Canola oil use for US biomass-based diesel production – as well as canola oil imports - are trending lower amid the uncertainty surrounding American biofuel policies, according to the USDA.
In its monthly Oil Crops Outlook on Monday, the USDA said canola oil use in biofuel production fell to 192.6 million lbs in January, a drop of almost 332 million or 63% from just a month earlier. Meanwhile, the lower use in biofuel production led to reduced imports of canola oil, which are primarily sourced from Canada. US canola oil imports totaled 2.8 billion lbs for the October–February period, down 3% from the same period last year, and as shown on the graph below.
Last month, US President Donald Trump asked big oil and biofuel groups – which are typically at loggerheads over biofuel policy – to jointly hash out new mandates for 2026. Reports suggest the two groups have jointly recommended to the US Environmental Protection Agency that federal mandates for biomass diesel blending for 2026 be set at 5.25 billion gallons, up sharply from 3.35 billion for the current year.
That increase could help reverse the downward trend in Canadian canola oil exports to the US, although shipments may still be hampered by the fact the US announced in January that canola-based biofuel does not currently qualify for the so-called 45Z tax credit. Without the credit, it is more difficult for canola to compete against other biodiesel feedstocks, including soybean oil, used cooking oil, and tallow.

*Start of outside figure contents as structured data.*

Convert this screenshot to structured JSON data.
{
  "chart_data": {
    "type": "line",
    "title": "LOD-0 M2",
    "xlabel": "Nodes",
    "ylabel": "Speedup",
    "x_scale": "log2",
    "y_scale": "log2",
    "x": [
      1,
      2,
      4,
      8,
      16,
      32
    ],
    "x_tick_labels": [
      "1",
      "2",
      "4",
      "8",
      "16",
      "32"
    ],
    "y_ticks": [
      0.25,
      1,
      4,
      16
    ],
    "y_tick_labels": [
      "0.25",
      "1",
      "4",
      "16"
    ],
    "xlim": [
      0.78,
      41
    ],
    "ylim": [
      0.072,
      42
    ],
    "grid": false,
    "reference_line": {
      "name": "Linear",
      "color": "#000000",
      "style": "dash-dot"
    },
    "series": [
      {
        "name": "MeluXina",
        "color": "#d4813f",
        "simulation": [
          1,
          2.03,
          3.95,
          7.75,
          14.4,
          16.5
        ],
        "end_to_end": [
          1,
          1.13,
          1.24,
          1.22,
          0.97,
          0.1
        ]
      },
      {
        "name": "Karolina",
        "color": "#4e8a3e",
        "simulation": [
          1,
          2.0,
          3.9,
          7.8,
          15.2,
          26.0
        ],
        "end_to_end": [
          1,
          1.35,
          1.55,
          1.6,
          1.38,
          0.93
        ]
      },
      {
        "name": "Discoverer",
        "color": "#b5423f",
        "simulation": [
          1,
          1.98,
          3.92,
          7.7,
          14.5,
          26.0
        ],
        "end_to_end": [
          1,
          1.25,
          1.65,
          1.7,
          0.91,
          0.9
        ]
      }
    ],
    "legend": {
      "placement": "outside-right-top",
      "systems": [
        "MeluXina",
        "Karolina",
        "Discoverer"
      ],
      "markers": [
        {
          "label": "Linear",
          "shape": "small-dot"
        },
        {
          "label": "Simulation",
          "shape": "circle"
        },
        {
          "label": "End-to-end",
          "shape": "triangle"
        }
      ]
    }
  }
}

The 45Z tax credit, also known as the Clean Fuel Production Credit, is a federal incentive designed to encourage the production of clean transportation fuels. It provides a per-gallon tax credit for producing fuels with lower lifecycle greenhouse gas emissions than traditional fuels, like gasoline and diesel.
However, the 45Z tax credit is not yet finalized, with a 90-day public comment period just ending on April 10. The final tax credit, which may change how it's calculated and who is eligible, could be released later this year.